O Superior Tribunal de Justiça (STJ) decidiu nesta quarta-feira (12) que os crimes de maio de 2006, em São Paulo, configuram grave violação de direitos humanos e não estão sujeitos à prescrição.
Por 4 votos a 3, a Primeira Turma acolheu recurso da Defensoria Pública do estado e devolveu o processo ao Tribunal de Justiça de São Paulo (TJ-SP), que agora julgará o mérito da ação que pede indenização às famílias das vítimas.
Os episódios, batizados de crimes de maio, ocorreram entre 12 e 21 daquele mês e resultaram na morte de 564 pessoas, segundo o Ministério Público paulista, após confrontos entre o PCC e forças policiais.

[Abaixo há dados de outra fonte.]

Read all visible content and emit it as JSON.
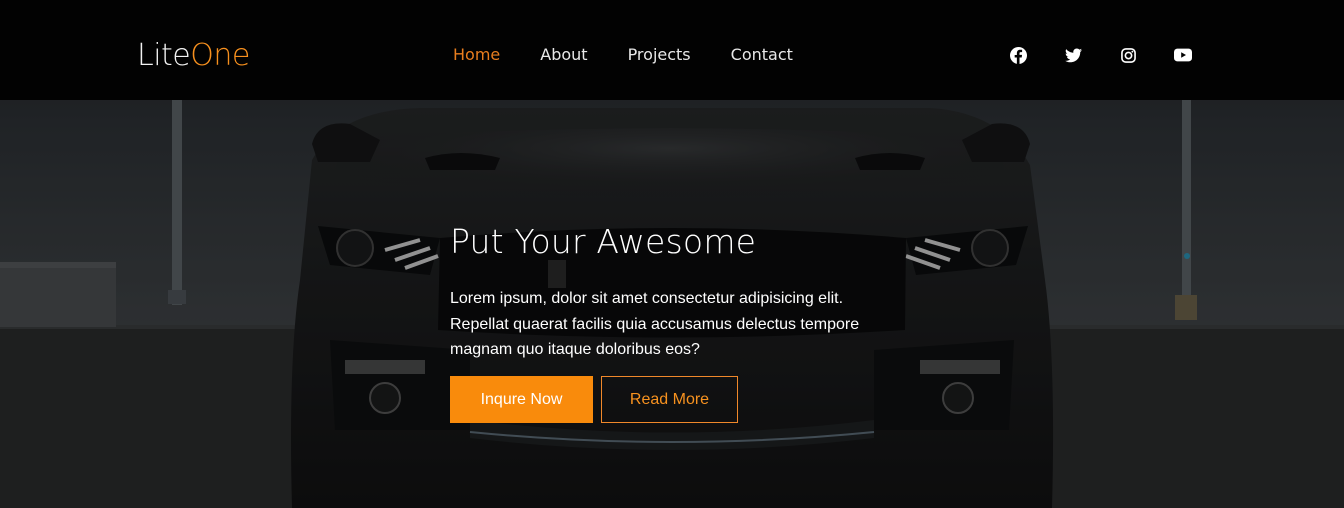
{
  "brand": {
    "name_part1": "Lite",
    "name_part2": "One",
    "accent_color": "#f7901e"
  },
  "nav": {
    "items": [
      {
        "label": "Home",
        "active": true
      },
      {
        "label": "About",
        "active": false
      },
      {
        "label": "Projects",
        "active": false
      },
      {
        "label": "Contact",
        "active": false
      }
    ]
  },
  "socials": [
    {
      "icon": "facebook-icon"
    },
    {
      "icon": "twitter-icon"
    },
    {
      "icon": "instagram-icon"
    },
    {
      "icon": "youtube-icon"
    }
  ],
  "hero": {
    "title": "Put Your Awesome",
    "text": "Lorem ipsum, dolor sit amet consectetur adipisicing elit. Repellat quaerat facilis quia accusamus delectus tempore magnam quo itaque doloribus eos?",
    "primary_button": "Inqure Now",
    "secondary_button": "Read More",
    "button_color": "#f98b0c"
  }
}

Um voto apertado contra a impunidade
O relator, ministro Teodoro, votou para afastar a prescrição por entender que os episódios — marcados por execuções extrajudiciais, desaparecimentos forçados e mortes indiscriminadas — não podem se sujeitar ao prazo de cinco anos previsto no Decreto nº 20.910/32. Segundo ele, aplicar a prescrição perpetuaria a impunidade e feriria compromissos internacionais assumidos pelo Brasil, como a Convenção Americana de Direitos Humanos.
O voto decisivo coube ao ministro Paulo Sérgio, que rebateu o argumento de que graves violações de direitos humanos só mereceriam esse tratamento quando cometidas durante a ditadura. Para ele, barrar o processo pelo tempo decorrido enfraqueceria a apuração de violações graves cometidas mesmo dentro do período democrático, em nome da imprescritibilidade.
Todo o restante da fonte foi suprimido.